Readit News logoReadit News
throwbadubadu · a year ago
"Demystifying" is a big word for what the original docs document quite well, and is also not like you couldn't read and understand that in few hours, if you are not totally foreign to protocol design and serialization? This post gives even much less information?!
foooorsyth · a year ago
Yeah, this page is quite clear: https://protobuf.dev/programming-guides/encoding/

Nothing mystical about it

jviotti · a year ago
I did a lot of research on binary serialization at the University of Oxford. One of the papers I published is a comprehensive review of existing JSON-compatible serialization formats (https://arxiv.org/abs/2201.02089).

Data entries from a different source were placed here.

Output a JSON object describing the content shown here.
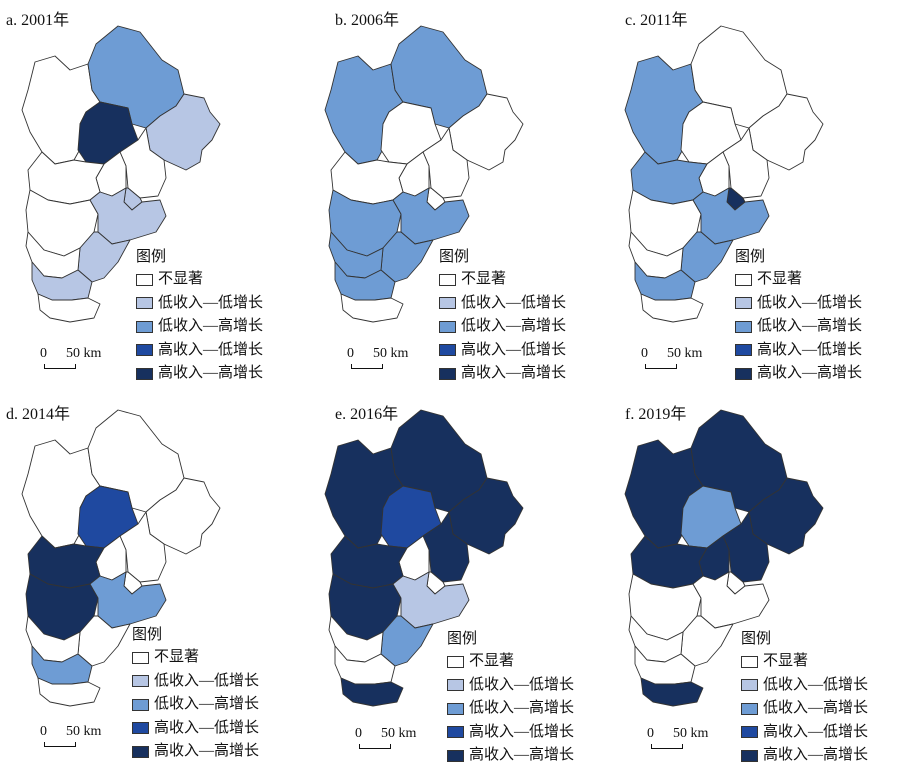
{
  "colors": {
    "not_significant": "#ffffff",
    "low_low": "#b7c6e4",
    "low_high": "#6e9cd4",
    "high_low": "#1f49a0",
    "high_high": "#17305e",
    "border": "#333333"
  },
  "legend": {
    "title": "图例",
    "items": [
      {
        "label": "不显著",
        "key": "not_significant"
      },
      {
        "label": "低收入—低增长",
        "key": "low_low"
      },
      {
        "label": "低收入—高增长",
        "key": "low_high"
      },
      {
        "label": "高收入—低增长",
        "key": "high_low"
      },
      {
        "label": "高收入—高增长",
        "key": "high_high"
      }
    ]
  },
  "scale": {
    "zero": "0",
    "value": "50 km"
  },
  "panels": [
    {
      "title": "a. 2001年",
      "fills": {
        "r1": "not_significant",
        "r2": "low_high",
        "r3": "high_high",
        "r4": "low_low",
        "r5": "not_significant",
        "r6": "not_significant",
        "r7": "low_low",
        "r8": "not_significant",
        "r9": "not_significant",
        "r10": "low_low",
        "r11": "low_low",
        "r12": "not_significant",
        "r13": "low_low",
        "r14": "not_significant"
      }
    },
    {
      "title": "b. 2006年",
      "fills": {
        "r1": "low_high",
        "r2": "low_high",
        "r3": "not_significant",
        "r4": "not_significant",
        "r5": "not_significant",
        "r6": "not_significant",
        "r7": "not_significant",
        "r8": "not_significant",
        "r9": "low_high",
        "r10": "low_high",
        "r11": "low_high",
        "r12": "low_high",
        "r13": "low_high",
        "r14": "not_significant"
      }
    },
    {
      "title": "c. 2011年",
      "fills": {
        "r1": "low_high",
        "r2": "not_significant",
        "r3": "not_significant",
        "r4": "not_significant",
        "r5": "not_significant",
        "r6": "not_significant",
        "r7": "high_high",
        "r8": "low_high",
        "r9": "not_significant",
        "r10": "low_high",
        "r11": "low_high",
        "r12": "not_significant",
        "r13": "low_high",
        "r14": "not_significant"
      }
    },
    {
      "title": "d. 2014年",
      "fills": {
        "r1": "not_significant",
        "r2": "not_significant",
        "r3": "high_low",
        "r4": "not_significant",
        "r5": "not_significant",
        "r6": "not_significant",
        "r7": "not_significant",
        "r8": "high_high",
        "r9": "high_high",
        "r10": "low_high",
        "r11": "not_significant",
        "r12": "not_significant",
        "r13": "low_high",
        "r14": "not_significant"
      }
    },
    {
      "title": "e. 2016年",
      "fills": {
        "r1": "high_high",
        "r2": "high_high",
        "r3": "high_low",
        "r4": "high_high",
        "r5": "high_high",
        "r6": "not_significant",
        "r7": "not_significant",
        "r8": "high_high",
        "r9": "high_high",
        "r10": "low_low",
        "r11": "low_high",
        "r12": "not_significant",
        "r13": "not_significant",
        "r14": "high_high"
      }
    },
    {
      "title": "f. 2019年",
      "fills": {
        "r1": "high_high",
        "r2": "high_high",
        "r3": "low_high",
        "r4": "high_high",
        "r5": "high_high",
        "r6": "high_high",
        "r7": "not_significant",
        "r8": "high_high",
        "r9": "not_significant",
        "r10": "not_significant",
        "r11": "not_significant",
        "r12": "not_significant",
        "r13": "not_significant",
        "r14": "high_high"
      }
    }
  ]
}
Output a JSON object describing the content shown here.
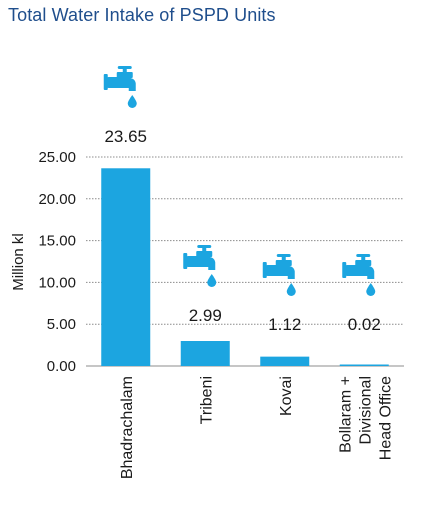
{
  "title": "Total Water Intake of PSPD Units",
  "colors": {
    "bar": "#1ca5e0",
    "title": "#1f4e8c",
    "grid": "#8c8c8c",
    "icon": "#1ca5e0"
  },
  "chart_data": {
    "type": "bar",
    "title": "Total Water Intake of PSPD Units",
    "ylabel": "Million kl",
    "xlabel": "",
    "ylim": [
      0,
      25
    ],
    "yticks": [
      "0.00",
      "5.00",
      "10.00",
      "15.00",
      "20.00",
      "25.00"
    ],
    "grid": true,
    "categories": [
      [
        "Bhadrachalam"
      ],
      [
        "Tribeni"
      ],
      [
        "Kovai"
      ],
      [
        "Bollaram +",
        "Divisional",
        "Head Office"
      ]
    ],
    "values": [
      23.65,
      2.99,
      1.12,
      0.02
    ],
    "value_labels": [
      "23.65",
      "2.99",
      "1.12",
      "0.02"
    ],
    "icon": "water-tap-icon"
  }
}
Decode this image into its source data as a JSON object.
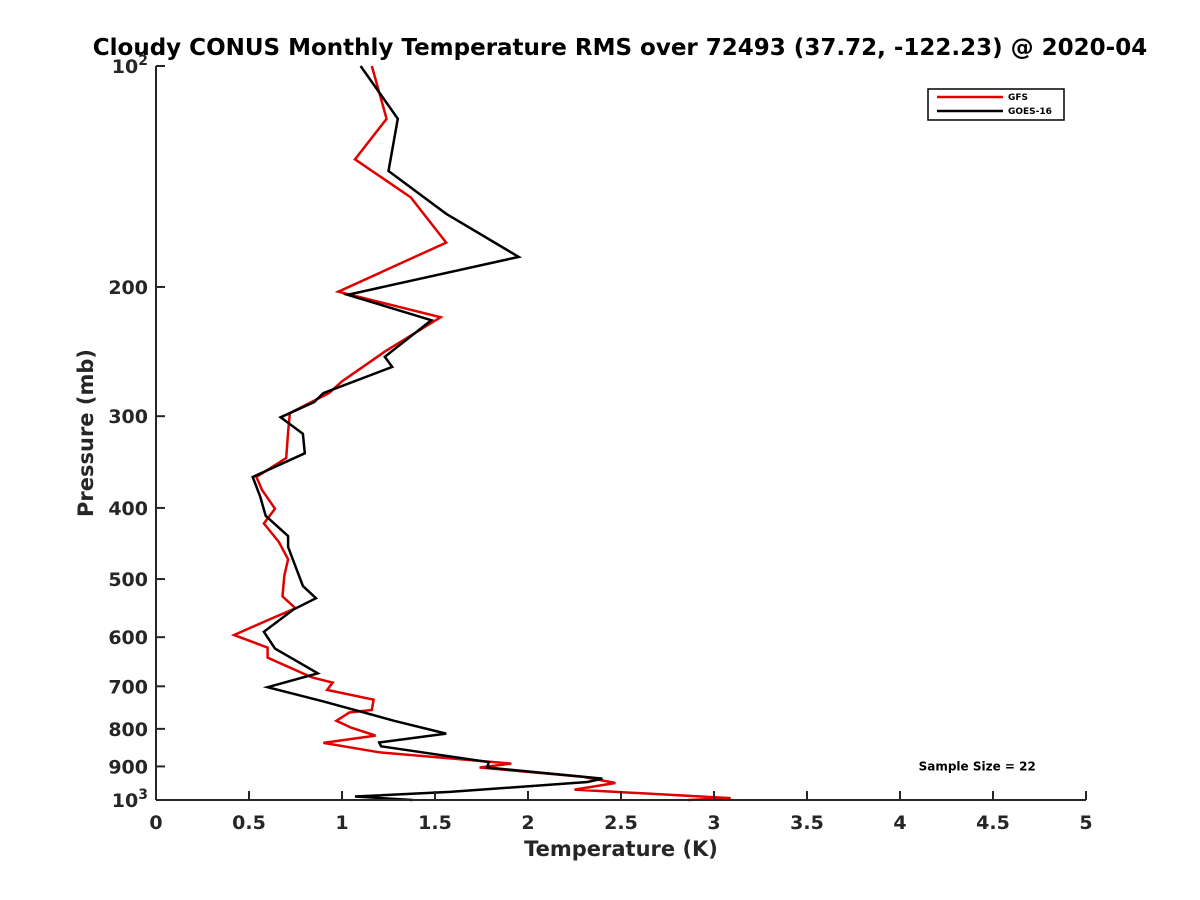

It touches on Protocol Buffers (and >10 other formats) and I'm analyzing the resulting hexadecimals close to how the OP is doing.

I also published a space-efficiency benchmark of those same formats (https://arxiv.org/abs/2201.03051) and ended up creating https://jsonbinpack.sourcemeta.com as a proposed technology that does binary serialization of JSON using JSON Schema.

m3047 · a year ago
I like the notion of fig. 3 but it doesn't seem to capture evolution of uses over time.
thadt · a year ago
As a counterpoint to the horror stories, I've had a few relatively good experiences with protocol buffers (not gRPC). On one project, we had messages that needed to be used across multiple applications, on a microcontroller, on an SBC running Python, in an Android app, in a web service, and on web UI frontend. Being able to update a message definition in one place, and have it spit out updated code in half a dozen languages while allowing for incremental rollout to the various pieces was very handy.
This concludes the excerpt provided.